Agora abdicara mesmo de se mover. Agora abdicara mesmo de se mover. Agora abdicara porque havia encontrado um local mais seco, sem as gotas a trautearem as suas quedas, sem profanações. Agora abdicara mesmo de se mover porque se havia entretido a procurar na tranquilidade da escuridão a natureza da sua inquietude.
E quando se escuta com cuidado, nada ouvindo, encontra-se uma noção de urgência que se escapa, algo de electrizante que parece inflamar as faces ao mesmo tempo que aparenta ocupar todo o cérebro ao ponto de o poder fazer rebentar. Há algo neste sono dos fotões que apela à desumanização, como se fosse possível sondar algo que não é mas que existe, como se todas as contradições pudessem coexistir para além do Caos e da Ordem, mesmo além dos cachos de Universos e dos caules que os unem. Um passo, outro passo, mais um passo ainda, quebra-se a multidão de silêncio, desfia-se o pensamento em pequenas cordas vibrantes que se estendem até pouco mais que o infinito.

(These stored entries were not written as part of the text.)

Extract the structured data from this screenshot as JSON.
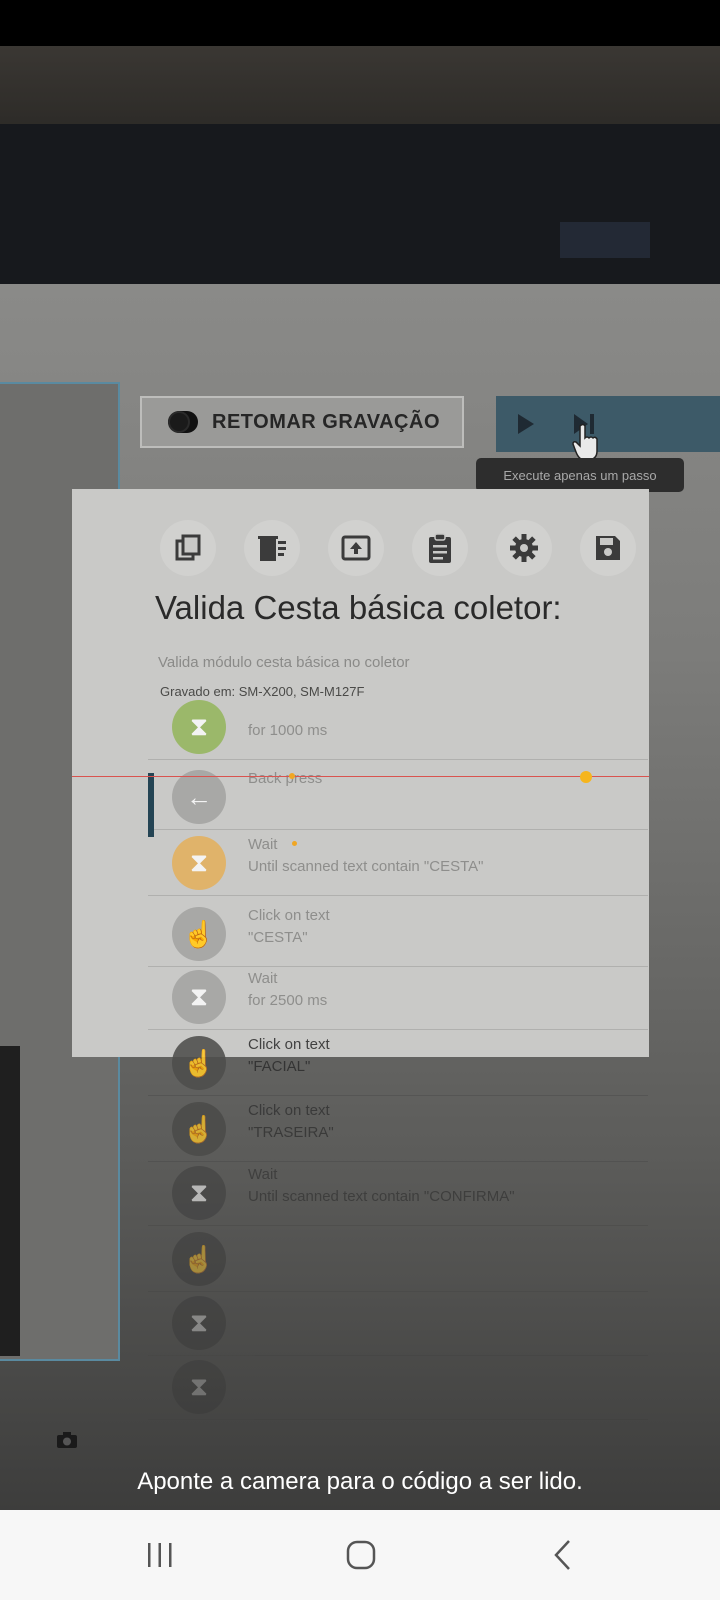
{
  "app": {
    "camera_prompt": "Aponte a camera para o código a ser lido."
  },
  "captured_screen": {
    "retomar_button_label": "RETOMAR GRAVAÇÃO",
    "tooltip": "Execute apenas um passo",
    "toolbar_icons": [
      "copy-icon",
      "delete-icon",
      "export-icon",
      "clipboard-icon",
      "settings-icon",
      "save-icon"
    ],
    "title": "Valida Cesta básica coletor:",
    "description": "Valida módulo cesta básica no coletor",
    "recorded_on": "Gravado em: SM-X200, SM-M127F",
    "steps": [
      {
        "title": "",
        "subtitle": "for 1000 ms",
        "icon": "hourglass-icon",
        "color": "#9bb86a"
      },
      {
        "title": "Back press",
        "subtitle": "",
        "icon": "back-arrow-icon",
        "color": "#a8a8a6"
      },
      {
        "title": "Wait",
        "subtitle": "Until scanned text contain \"CESTA\"",
        "icon": "hourglass-icon",
        "color": "#e0b36a"
      },
      {
        "title": "Click on text",
        "subtitle": "\"CESTA\"",
        "icon": "touch-icon",
        "color": "#a8a8a6"
      },
      {
        "title": "Wait",
        "subtitle": "for 2500 ms",
        "icon": "hourglass-icon",
        "color": "#a8a8a6"
      },
      {
        "title": "Click on text",
        "subtitle": "\"FACIAL\"",
        "icon": "touch-icon",
        "color": "#4e4e4c"
      },
      {
        "title": "Click on text",
        "subtitle": "\"TRASEIRA\"",
        "icon": "touch-icon",
        "color": "#484846"
      },
      {
        "title": "Wait",
        "subtitle": "Until scanned text contain \"CONFIRMA\"",
        "icon": "hourglass-icon",
        "color": "#404040"
      },
      {
        "title": "",
        "subtitle": "",
        "icon": "touch-icon",
        "color": "#383838"
      },
      {
        "title": "",
        "subtitle": "",
        "icon": "hourglass-icon",
        "color": "#323232"
      },
      {
        "title": "",
        "subtitle": "",
        "icon": "hourglass-icon",
        "color": "#2e2e2e"
      }
    ]
  },
  "nav_bar": {
    "buttons": [
      "recent-apps-icon",
      "home-icon",
      "back-icon"
    ]
  }
}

Agora decidia mover-se. Agora decidia mover-se. Agora decidia-se porque não lhe restava escolha. Pudesse eu falar com ele e dizia-lhe o que via. Sem que se desse conta ele mesmo se desfiava a cada passo mesmo quando quieto. Atrás de si no Tempo uma linha por cada parte de si, um tecido impossível de conceber em que ele mesmo se iria diluir. Um emaranhado de tudo o que foi desagua no que é agora e mesmo olhando para trás não o veremos, não vemos o passado mesmo quando ele estrondoso nos vibra. E não adianta procurar ângulos novos, perspectivas... Acende-se por dentro um turbilhão com um vislumbre, a própria mente dobra-se sobre si mesma, como que por momentos lançando-se nesse outro sentido, algures entre os espaços, nem dentro nem fora do corpo, mas em contacto com o mesmo.
Quebrou a escuridão com o silvar do isqueiro.
Sereno seguiu pelas avenidas de sonhos de Tritão, contemplando a majestade gélida que mais que uma presença no horizonte era o Horizonte em si. E ali ficou contemplando até emergir a coragem para os próximos passos, agora bastava-lhe o que via, o irradiar gélido e luminescente pleno de glória e o fumo do pica que fumava a despenhar-se gelado sobre o solo. O fumo a estilhaçar-se, crepitando mal lhe saía das narinas e que formava, lentamente conforme se aglomerava, uma pequena torre cinza mas de ténue brilho azul. Menos que uma torre seria um pequeno monte, mas a esperança, a ambição e sobretudo a liberdade a que se dava no Tempo, permitiam-lhe aspirar a uma torre, não fosse a escuridão voltar.